What to us at the time seemed good was a kissing goodbye to last remaining vestiges of a puritanical Victorian mindset, particularly as represented by the coming of the Women's Movement, but much of what "Swinging London" represented was the co-option of artistic rebellion by commercial interests, and any radical potential in for example the squatting movement tended to split subjective from political transformation, with the latter too quick to pick up blunted cudgels from the dying embers of an unexamined or insufficiently examined Marxist tradition favouring its vulgarised variants. The final blow from within, as it were, was the rise of "identity politics" and the effect of it in downgrading any centrality for class in the weighing up of factors at work in then present-day capitalism - which personally, just having watched the programme presented on BBC2 by Kirsty Wark on the re-rise of mysogyny, I blame for allowing bourgeois feminism to assume prevailing authority over the more left-wing manifestations.
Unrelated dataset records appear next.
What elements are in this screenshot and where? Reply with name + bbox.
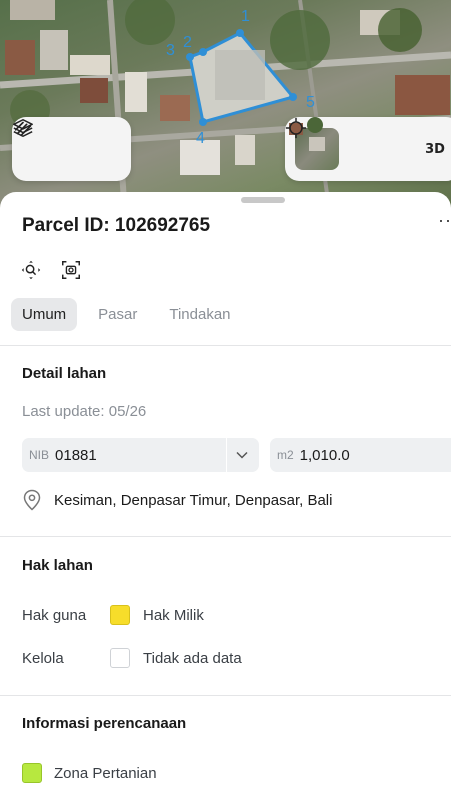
rights-key: Kelola — [22, 649, 64, 667]
divider — [0, 695, 451, 696]
tab-umum[interactable]: Umum — [11, 298, 78, 331]
address-row: Kesiman, Denpasar Timur, Denpasar, Bali — [22, 489, 332, 511]
section-title-planning: Informasi perencanaan — [22, 715, 187, 732]
zone-label: Zona Pertanian — [54, 764, 157, 782]
screenshot-icon — [62, 261, 80, 279]
area-label: m2 — [277, 448, 294, 462]
zoom-to-parcel-button[interactable] — [20, 259, 42, 281]
zone-swatch — [22, 763, 42, 783]
map-view-panel: 3D — [285, 117, 451, 181]
parcel-vertex-label: 1 — [241, 8, 250, 25]
rights-row-kelola: Kelola Tidak ada data — [22, 648, 242, 668]
locate-icon — [285, 117, 307, 139]
parcel-vertex-label: 2 — [183, 34, 192, 51]
map-imagery — [0, 0, 451, 215]
sheet-drag-handle[interactable] — [241, 197, 285, 203]
map-tools-panel — [12, 117, 131, 181]
parcel-title: Parcel ID: 102692765 — [22, 215, 211, 236]
rights-value: Hak Milik — [143, 606, 204, 624]
rights-key: Hak guna — [22, 606, 87, 624]
hak-milik-swatch — [110, 605, 130, 625]
area-value: 1,010.0 — [299, 446, 350, 464]
draw-line-icon — [14, 121, 32, 137]
divider — [0, 345, 451, 346]
parcel-vertex-label: 5 — [306, 94, 315, 111]
nib-label: NIB — [29, 448, 50, 462]
rights-row-hak-guna: Hak guna Hak Milik — [22, 605, 204, 625]
zone-row: Zona Pertanian — [22, 763, 157, 783]
screenshot-button[interactable] — [60, 259, 82, 281]
last-update: Last update: 05/26 — [22, 403, 147, 420]
no-data-swatch — [110, 648, 130, 668]
zoom-to-parcel-icon — [21, 260, 41, 280]
locate-button[interactable] — [285, 117, 397, 169]
satellite-map[interactable]: 1 2 3 4 5 3D — [0, 0, 451, 215]
section-title-rights: Hak lahan — [22, 557, 93, 574]
rights-value: Tidak ada data — [143, 649, 242, 667]
parcel-vertex-label: 3 — [166, 42, 175, 59]
location-pin-icon — [23, 489, 41, 511]
nib-value: 01881 — [55, 446, 97, 464]
nib-field[interactable]: NIB 01881 — [22, 438, 259, 472]
section-title-detail: Detail lahan — [22, 365, 107, 382]
tab-pasar[interactable]: Pasar — [87, 298, 148, 331]
draw-button[interactable] — [14, 121, 116, 169]
parcel-bottom-sheet: Parcel ID: 102692765 ·· Umum Pasar Tinda… — [0, 192, 451, 804]
nib-dropdown-button[interactable] — [232, 446, 252, 464]
chevron-down-icon — [236, 451, 248, 459]
more-menu-button[interactable]: ·· — [438, 210, 451, 231]
divider — [0, 536, 451, 537]
3d-toggle-button[interactable]: 3D — [415, 129, 451, 169]
tab-tindakan[interactable]: Tindakan — [158, 298, 241, 331]
address-text: Kesiman, Denpasar Timur, Denpasar, Bali — [54, 491, 333, 509]
parcel-actions — [20, 259, 82, 281]
parcel-vertex-label: 4 — [196, 130, 205, 147]
tab-bar: Umum Pasar Tindakan — [11, 298, 252, 331]
3d-label: 3D — [425, 141, 445, 157]
area-field[interactable]: m2 1,010.0 — [270, 438, 451, 472]
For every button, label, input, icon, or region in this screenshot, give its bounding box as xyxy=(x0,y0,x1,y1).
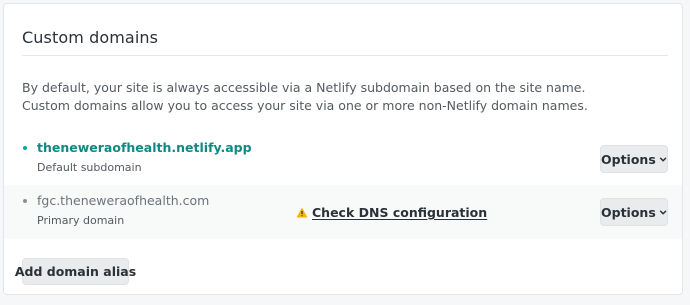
section-description: By default, your site is always accessib… xyxy=(22,79,588,115)
options-button[interactable]: Options xyxy=(600,198,668,226)
chevron-down-icon xyxy=(659,157,667,161)
domain-row-primary-domain: fgc.theneweraofhealth.com Primary domain… xyxy=(4,185,682,239)
domain-row-default-subdomain: theneweraofhealth.netlify.app Default su… xyxy=(4,132,682,186)
chevron-down-icon xyxy=(659,210,667,214)
warning-icon xyxy=(296,207,308,218)
domain-subtitle: Primary domain xyxy=(37,214,125,227)
options-label: Options xyxy=(601,204,656,220)
add-domain-alias-button[interactable]: Add domain alias xyxy=(15,258,136,285)
domain-subtitle: Default subdomain xyxy=(37,161,142,174)
description-line-1: By default, your site is always accessib… xyxy=(22,80,586,95)
title-divider xyxy=(22,55,668,56)
custom-domains-card: Custom domains By default, your site is … xyxy=(3,3,683,295)
bullet-icon xyxy=(23,199,27,203)
domain-name: fgc.theneweraofhealth.com xyxy=(37,193,210,208)
description-line-2: Custom domains allow you to access your … xyxy=(22,98,588,113)
check-dns-link[interactable]: Check DNS configuration xyxy=(296,205,487,220)
bullet-icon xyxy=(23,146,27,150)
options-button[interactable]: Options xyxy=(600,145,668,173)
domain-name-link[interactable]: theneweraofhealth.netlify.app xyxy=(37,140,252,155)
check-dns-label: Check DNS configuration xyxy=(312,205,488,220)
options-label: Options xyxy=(601,151,656,167)
section-title: Custom domains xyxy=(22,28,159,47)
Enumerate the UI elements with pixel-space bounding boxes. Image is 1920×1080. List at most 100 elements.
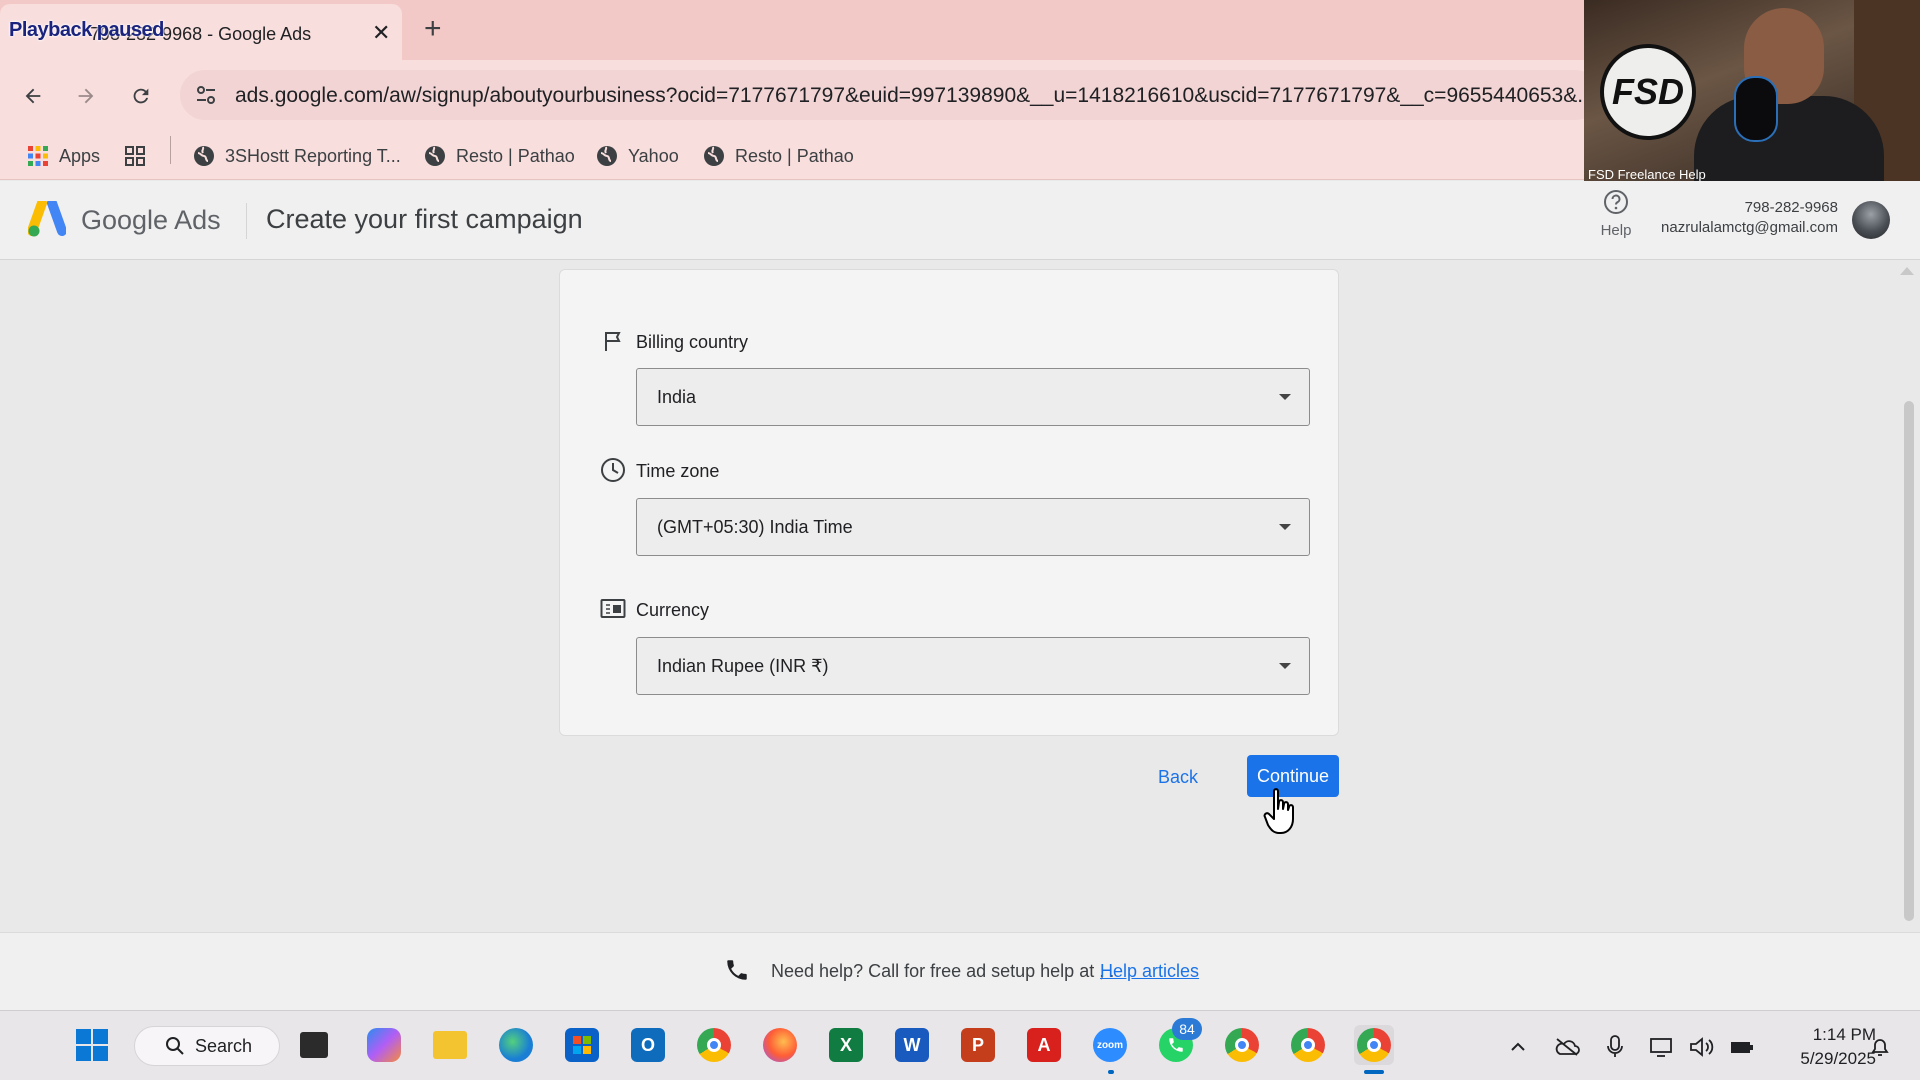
globe-icon xyxy=(425,146,445,166)
zoom-icon[interactable]: zoom xyxy=(1090,1025,1130,1065)
powerpoint-icon[interactable]: P xyxy=(958,1025,998,1065)
chevron-up-icon[interactable] xyxy=(1504,1033,1532,1061)
bookmark-apps[interactable]: Apps xyxy=(27,138,100,174)
chrome-active-indicator xyxy=(1364,1070,1384,1074)
currency-value: Indian Rupee (INR ₹) xyxy=(657,656,829,676)
microphone-icon xyxy=(1734,76,1778,142)
help-label: Help xyxy=(1600,222,1632,239)
chevron-down-icon xyxy=(1279,663,1291,669)
address-bar[interactable]: ads.google.com/aw/signup/aboutyourbusine… xyxy=(180,70,1600,120)
currency-icon xyxy=(600,596,626,622)
tab-close-icon[interactable]: ✕ xyxy=(372,20,390,46)
browser-tab[interactable]: 798-282-9968 - Google Ads Playback pause… xyxy=(0,4,402,60)
back-arrow-icon[interactable] xyxy=(13,76,53,116)
whatsapp-unread-badge: 84 xyxy=(1172,1018,1202,1040)
forward-arrow-icon[interactable] xyxy=(66,76,106,116)
phone-icon xyxy=(724,957,750,988)
webcam-caption: FSD Freelance Help xyxy=(1588,167,1706,182)
globe-icon xyxy=(597,146,617,166)
new-tab-icon[interactable]: + xyxy=(424,12,442,46)
apps-grid-icon xyxy=(28,146,48,166)
bookmark-resto-pathao[interactable]: Resto | Pathao xyxy=(424,138,575,174)
windows-start-icon[interactable] xyxy=(72,1025,112,1065)
account-phone: 798-282-9968 xyxy=(1744,199,1838,216)
help-icon xyxy=(1604,190,1628,214)
bookmark-label: Resto | Pathao xyxy=(456,145,575,166)
account-info[interactable]: 798-282-9968 nazrulalamctg@gmail.com xyxy=(1640,199,1838,236)
chevron-down-icon xyxy=(1279,524,1291,530)
bookmark-label: Yahoo xyxy=(628,145,679,166)
taskbar: Search O X W P A zoom 1:14 PM 5/29/2025 xyxy=(0,1010,1920,1080)
network-icon[interactable] xyxy=(1648,1033,1676,1061)
volume-icon[interactable] xyxy=(1688,1033,1716,1061)
time-zone-label: Time zone xyxy=(636,461,720,481)
chrome-profile-2-icon[interactable] xyxy=(1288,1025,1328,1065)
search-label: Search xyxy=(195,1035,253,1056)
help-button[interactable]: Help xyxy=(1596,189,1636,239)
clock-icon xyxy=(600,457,626,483)
battery-icon[interactable] xyxy=(1728,1033,1756,1061)
word-icon[interactable]: W xyxy=(892,1025,932,1065)
scroll-up-icon[interactable] xyxy=(1900,267,1914,275)
billing-country-label: Billing country xyxy=(636,332,749,352)
back-button[interactable]: Back xyxy=(1158,757,1198,797)
chevron-down-icon xyxy=(1279,394,1291,400)
clock-time: 1:14 PM xyxy=(1812,1025,1876,1044)
flag-icon xyxy=(600,328,626,354)
outlook-icon[interactable]: O xyxy=(628,1025,668,1065)
site-info-icon[interactable] xyxy=(194,83,218,112)
page-title: Create your first campaign xyxy=(266,204,583,234)
edge-icon[interactable] xyxy=(496,1025,536,1065)
help-articles-link[interactable]: Help articles xyxy=(1100,961,1199,982)
chrome-active-icon[interactable] xyxy=(1354,1025,1394,1065)
app-header: Google Ads Create your first campaign He… xyxy=(0,181,1920,260)
globe-icon xyxy=(194,146,214,166)
fsd-logo: FSD xyxy=(1600,44,1696,140)
currency-label: Currency xyxy=(636,600,710,620)
header-divider xyxy=(246,203,247,239)
currency-select[interactable]: Indian Rupee (INR ₹) xyxy=(636,637,1310,695)
billing-country-value: India xyxy=(657,387,697,407)
bookmark-resto-pathao-2[interactable]: Resto | Pathao xyxy=(703,138,854,174)
bookmark-label: Apps xyxy=(59,145,101,166)
avatar[interactable] xyxy=(1852,201,1890,239)
help-footer: Need help? Call for free ad setup help a… xyxy=(0,932,1920,1010)
bookmark-3shostt[interactable]: 3SHostt Reporting T... xyxy=(193,138,401,174)
webcam-presenter-body xyxy=(1694,96,1884,187)
onedrive-icon[interactable] xyxy=(1553,1033,1581,1061)
google-ads-logo-icon[interactable] xyxy=(27,198,67,242)
hand-cursor-icon xyxy=(1262,787,1302,842)
microphone-tray-icon[interactable] xyxy=(1601,1033,1629,1061)
taskbar-clock[interactable]: 1:14 PM 5/29/2025 xyxy=(1770,1023,1876,1071)
zoom-running-indicator xyxy=(1108,1070,1114,1074)
account-email: nazrulalamctg@gmail.com xyxy=(1661,219,1838,236)
footer-help-text: Need help? Call for free ad setup help a… xyxy=(771,961,1115,981)
firefox-icon[interactable] xyxy=(760,1025,800,1065)
excel-icon[interactable]: X xyxy=(826,1025,866,1065)
bookmarks-separator xyxy=(170,136,171,164)
chrome-profile-icon[interactable] xyxy=(1222,1025,1262,1065)
bookmark-yahoo[interactable]: Yahoo xyxy=(596,138,679,174)
notification-bell-icon[interactable] xyxy=(1866,1033,1894,1061)
bookmark-label: Resto | Pathao xyxy=(735,145,854,166)
billing-country-select[interactable]: India xyxy=(636,368,1310,426)
tab-groups-icon xyxy=(125,146,145,166)
clock-date: 5/29/2025 xyxy=(1800,1049,1876,1068)
task-view-icon[interactable] xyxy=(294,1025,334,1065)
main-content: Billing country India Time zone (GMT+05:… xyxy=(0,261,1920,931)
bookmark-tab-groups[interactable] xyxy=(124,138,146,174)
playback-paused-overlay: Playback paused xyxy=(9,19,164,41)
scrollbar-thumb[interactable] xyxy=(1904,401,1914,921)
webcam-overlay: FSD FSD Freelance Help xyxy=(1584,0,1920,187)
file-explorer-icon[interactable] xyxy=(430,1025,470,1065)
copilot-icon[interactable] xyxy=(364,1025,404,1065)
time-zone-select[interactable]: (GMT+05:30) India Time xyxy=(636,498,1310,556)
product-name: Google Ads xyxy=(81,205,221,235)
chrome-icon[interactable] xyxy=(694,1025,734,1065)
microsoft-store-icon[interactable] xyxy=(562,1025,602,1065)
acrobat-icon[interactable]: A xyxy=(1024,1025,1064,1065)
business-settings-card: Billing country India Time zone (GMT+05:… xyxy=(559,269,1339,736)
taskbar-search[interactable]: Search xyxy=(134,1026,280,1066)
reload-icon[interactable] xyxy=(121,76,161,116)
time-zone-value: (GMT+05:30) India Time xyxy=(657,517,853,537)
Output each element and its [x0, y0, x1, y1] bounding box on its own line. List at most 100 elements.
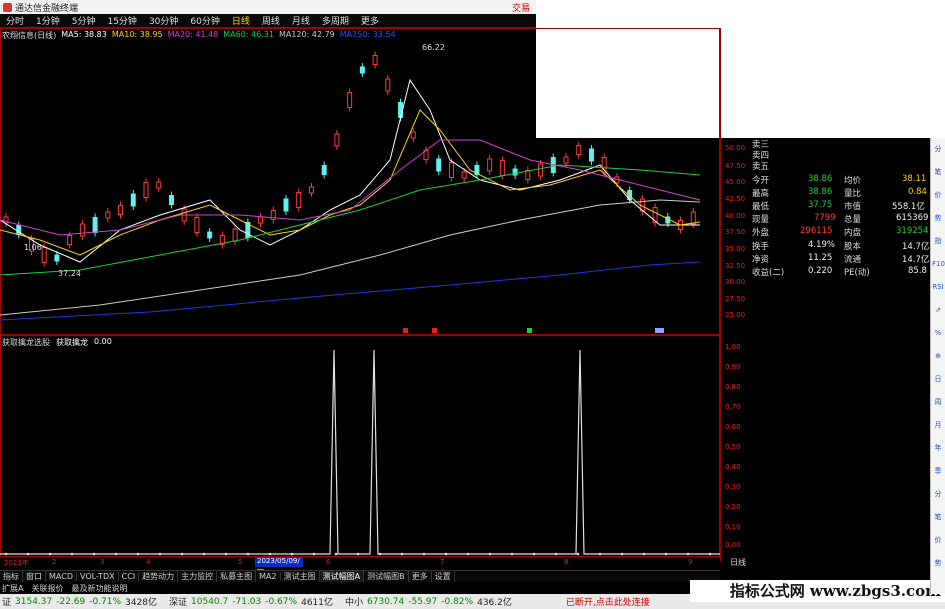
ma120-line	[0, 199, 701, 316]
period-label[interactable]: 日线	[720, 557, 756, 569]
quote-value: 0.84	[908, 187, 927, 197]
tab-trend[interactable]: 趋势动力	[139, 571, 179, 582]
sidebar-button[interactable]: 价	[932, 533, 944, 547]
tab-test-main[interactable]: 测试主图	[281, 571, 320, 582]
signal-point	[158, 552, 162, 556]
marker-multi	[655, 328, 664, 333]
sidebar-button[interactable]: 势	[932, 211, 944, 225]
connection-status[interactable]: 已断开,点击此处连接	[566, 595, 650, 608]
tab-more[interactable]: 更多	[409, 571, 432, 582]
candle	[359, 66, 365, 74]
menu-item-more[interactable]: 更多	[355, 14, 385, 27]
ask-row-5: 卖五	[752, 160, 930, 172]
new-feature-button[interactable]: 最及新功能说明	[71, 583, 127, 594]
quote-label: 现量	[752, 215, 770, 225]
date-tick: 9	[688, 558, 693, 566]
quote-row-eps: 收益(二) 0.220 PE(动) 85.8	[752, 266, 930, 278]
sidebar-button[interactable]: 年	[932, 441, 944, 455]
zx-label[interactable]: 中小	[345, 595, 363, 608]
menu-item-30min[interactable]: 30分钟	[143, 14, 184, 27]
sidebar-button[interactable]: 势	[932, 556, 944, 570]
sidebar-button[interactable]: 月	[932, 418, 944, 432]
price-tick: 27.50	[725, 295, 746, 303]
tab-test-b[interactable]: 测试幅图B	[364, 571, 409, 582]
candle	[232, 228, 238, 242]
menu-item-week[interactable]: 周线	[256, 14, 286, 27]
tab-test-a[interactable]: 测试幅图A	[319, 571, 365, 582]
candle	[54, 254, 60, 262]
sidebar-button[interactable]: 季	[932, 464, 944, 478]
related-quote-button[interactable]: 关联报价	[31, 583, 63, 594]
sz-pct: -0.67%	[265, 596, 298, 607]
signal-point	[510, 552, 514, 556]
price-tick: 47.50	[725, 162, 746, 170]
candle	[308, 186, 314, 194]
tab-window[interactable]: 窗口	[23, 571, 46, 582]
tab-cci[interactable]: CCI	[119, 572, 140, 581]
tab-indicator[interactable]: 指标	[0, 571, 23, 582]
menu-item-60min[interactable]: 60分钟	[184, 14, 225, 27]
candle	[448, 162, 454, 178]
sidebar-button[interactable]: %	[932, 326, 944, 340]
price-tick: 42.50	[725, 195, 746, 203]
date-tick: 8	[564, 558, 569, 566]
sidebar-button[interactable]: 分	[932, 487, 944, 501]
menu-item-1min[interactable]: 1分钟	[30, 14, 66, 27]
signal-point	[356, 552, 360, 556]
sidebar-button[interactable]: 日	[932, 372, 944, 386]
tab-ma2[interactable]: MA2	[256, 572, 281, 581]
extend-button[interactable]: 扩展A	[2, 583, 23, 594]
sidebar-button[interactable]: 笔	[932, 165, 944, 179]
tab-private-main[interactable]: 私募主图	[217, 571, 257, 582]
sidebar-button[interactable]: ⇗	[932, 303, 944, 317]
sh-label[interactable]: 证	[2, 595, 11, 608]
trade-link[interactable]: 交易	[512, 1, 530, 14]
candle	[41, 247, 47, 263]
date-tick: 3	[100, 558, 105, 566]
quote-row-low: 最低 37.75 市值 558.1亿	[752, 200, 930, 212]
menu-item-month[interactable]: 月线	[286, 14, 316, 27]
candle	[347, 92, 353, 108]
signal-point	[136, 552, 140, 556]
candle	[130, 193, 136, 207]
sz-label[interactable]: 深证	[169, 595, 187, 608]
sidebar-button[interactable]: 分	[932, 142, 944, 156]
indicator-tick: 0.40	[725, 463, 741, 471]
sh-amount: 3428亿	[125, 598, 157, 608]
menu-item-day[interactable]: 日线	[226, 14, 256, 27]
sidebar-button[interactable]: ⊕	[932, 349, 944, 363]
signal-point	[92, 552, 96, 556]
ma60-line	[0, 164, 701, 276]
signal-point	[268, 552, 272, 556]
sidebar-button[interactable]: 笔	[932, 510, 944, 524]
quote-label: 净资	[752, 255, 770, 265]
marker-green	[527, 328, 532, 333]
quote-label: 收益(二)	[752, 268, 785, 278]
signal-point	[224, 552, 228, 556]
sidebar-button[interactable]: 价	[932, 188, 944, 202]
menu-item-multi[interactable]: 多周期	[316, 14, 355, 27]
sidebar-button[interactable]: RSI	[932, 280, 944, 294]
window-title: 通达信金融终端	[15, 3, 79, 14]
quote-label: 均价	[844, 176, 862, 186]
quote-row-outer: 外盘 296115 内盘 319254	[752, 226, 930, 238]
menu-item-5min[interactable]: 5分钟	[66, 14, 102, 27]
menu-item-fenshi[interactable]: 分时	[0, 14, 30, 27]
candle	[321, 165, 327, 175]
quote-label: 最高	[752, 189, 770, 199]
indicator-tick: 0.50	[725, 443, 741, 451]
quote-row-open: 今开 38.86 均价 38.11	[752, 174, 930, 186]
indicator-tick: 0.10	[725, 523, 741, 531]
tab-vol-tdx[interactable]: VOL-TDX	[77, 572, 119, 581]
date-axis: 2023年 2 3 4 5 6 7 8 9	[0, 556, 720, 568]
sidebar-button[interactable]: F10	[932, 257, 945, 271]
tab-settings[interactable]: 设置	[432, 571, 455, 582]
sidebar-button[interactable]: 指	[932, 234, 944, 248]
quote-label: 今开	[752, 176, 770, 186]
menu-item-15min[interactable]: 15分钟	[101, 14, 142, 27]
sidebar-button[interactable]: 周	[932, 395, 944, 409]
watermark: 指标公式网 www.zbgs3.com	[690, 580, 945, 602]
tab-macd[interactable]: MACD	[46, 572, 77, 581]
marker-red-1	[403, 328, 408, 333]
tab-main-monitor[interactable]: 主力监控	[178, 571, 218, 582]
I'm pretty sure no one at GCHQ will be tracking my postings on this board, though I was pretty certain that I was on at least one blacklist as a consequence of being so "out" about my politics where I worked until 1993 and was active in the trade union; but whenever I think about the fraternal relations that were being built up between dissidents across the East-West divide, including scientists and jazz musicians, I still feel something of a sense of responsibility and culpability for the drift that took place and for bottling out on the excuse of family circumstances when it seemed impossible to get a mental handle on what was going wrong.
There was a wealth of overlooked theory rich in possibilities in the so-called New Left of the late 1950s and 1960s - I'm thinking of the insights of Marxian aesthetics as understood and enriched by people such as John Berger; the socialist feminism of Sheila Rowbotham and the lady still running Red Pepper* whose name currently escapes me; E.P. Thompson's examination of the utopian socialist tradition in English history and his role in the re-awakened CND of the early 1980s, to name just a few awaiting re-examination, which was partly what the Occupy movement was about, 2 years ago. And there are still a few articulate advocates for a liiving Marxism, deep analysts like David Harvey.
*Hilary Wainwright, of course.Last edited by Serial_Apologist; 08-05-14, 22:58.